Al di là delle possibili difficoltà nel replicare questa esperienza cinematografica, oggi spesso si discute sul perché le persone non vadano in sala preferendo quasi sempre la fruizione casalinga, tanto che le stesse piattaforme stanno studiando dei sistemi di audio spaziale. La nascita dello Sphere potrebbe in qualche modo aprire un dibattito in questo senso?
Sicuramente la nascita dello Sphere stimola l’apertura di una discussione, dà un’altra prospettiva su ciò che è la fruizione cinematografica oggi. Per vedere un film prodotto appositamente per quella determinata tipologia di visione, devi per forza andare in questa location. Non è un sistema replicabile a casa o in altri spazi, è un’esperienza unica. Io resto dell’opinione che bisogna andare al cinema, nel senso che va benissimo usufruire di alcuni prodotti via streaming, non ne sono affatto contrario, ma dipende anche da cosa si vuole vedere. Ci sono dei film che devono essere vissuti espressamente al cinema: è proprio un’esperienza diversa, è come dire vado realmente in vacanza in Giappone oppure lo vedo attraverso lo schermo del mio computer in un documentario. Inoltre il suono che hai in un qualunque cinema è sempre meglio della resa sonora che hai a casa, non c’è paragone.
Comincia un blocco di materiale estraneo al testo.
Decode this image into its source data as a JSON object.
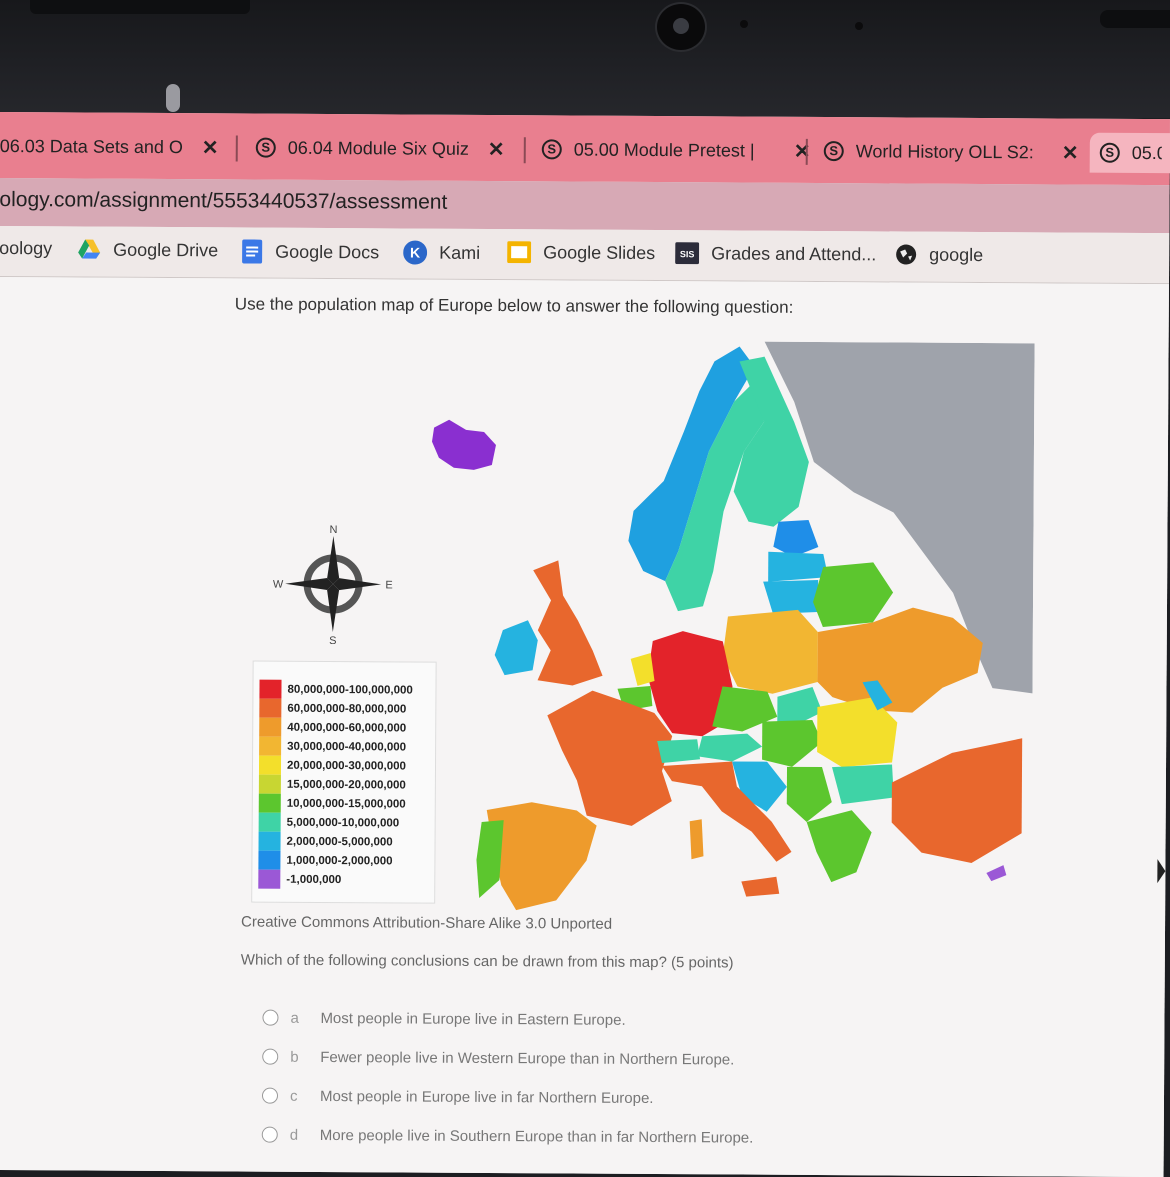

Lo Sphere a Las Vegas. Foto courtesy of Francesco Donadello

Si può dire che in un film come Oppenheimer la colonna sonora componga quasi il 70/80% della narrazione, dando l’idea del personaggio e di come Nolan abbia voluto costruire la storia. Pensi che la nascita dello Sphere sia un ulteriore passo verso un cinema sempre più interattivo, anche a discapito della narrazione?
Spero che lo Sphere possa rappresentare effettivamente un’opportunità a livello di ispirazione per altre produzioni cinematografiche. Credo che andare a Las Vegas e avere questa esperienza sia un’esperienza interessante non solo per il pubblico generalista, ma soprattutto per i professionisti del settore, per comprendere a pieno se si possa concretamente fare qualcosa in più anche senza realizzare una produzione legata a quella location, ma ispirandosi a questa interazione e a questa tridimensionalità che sono in parte replicabili. Oggi molte sale cinematografiche dispongono di tecnologie come Dolby Atmos o IMAX, che possono ottemperare a tali mancanze. Ovviamente stiamo parlando di mezzi che possono essere messi a disposizione della creatività del regista ma che non devono rappresentare un vincolo. Pensando ad esempio a Quentin Tarantino, non credo sia un regista che si sposi perfettamente con la tecnologia dello Sphere: ha sempre avuto una visione molto vintage, ed è sempre stato molto legato allo storytelling. Però ci sono tanti altri registi a cui questi mezzi potrebbero servire per ampliare le proprie possibilità narrative ed essere ispirati da questa nuova immersione sonora.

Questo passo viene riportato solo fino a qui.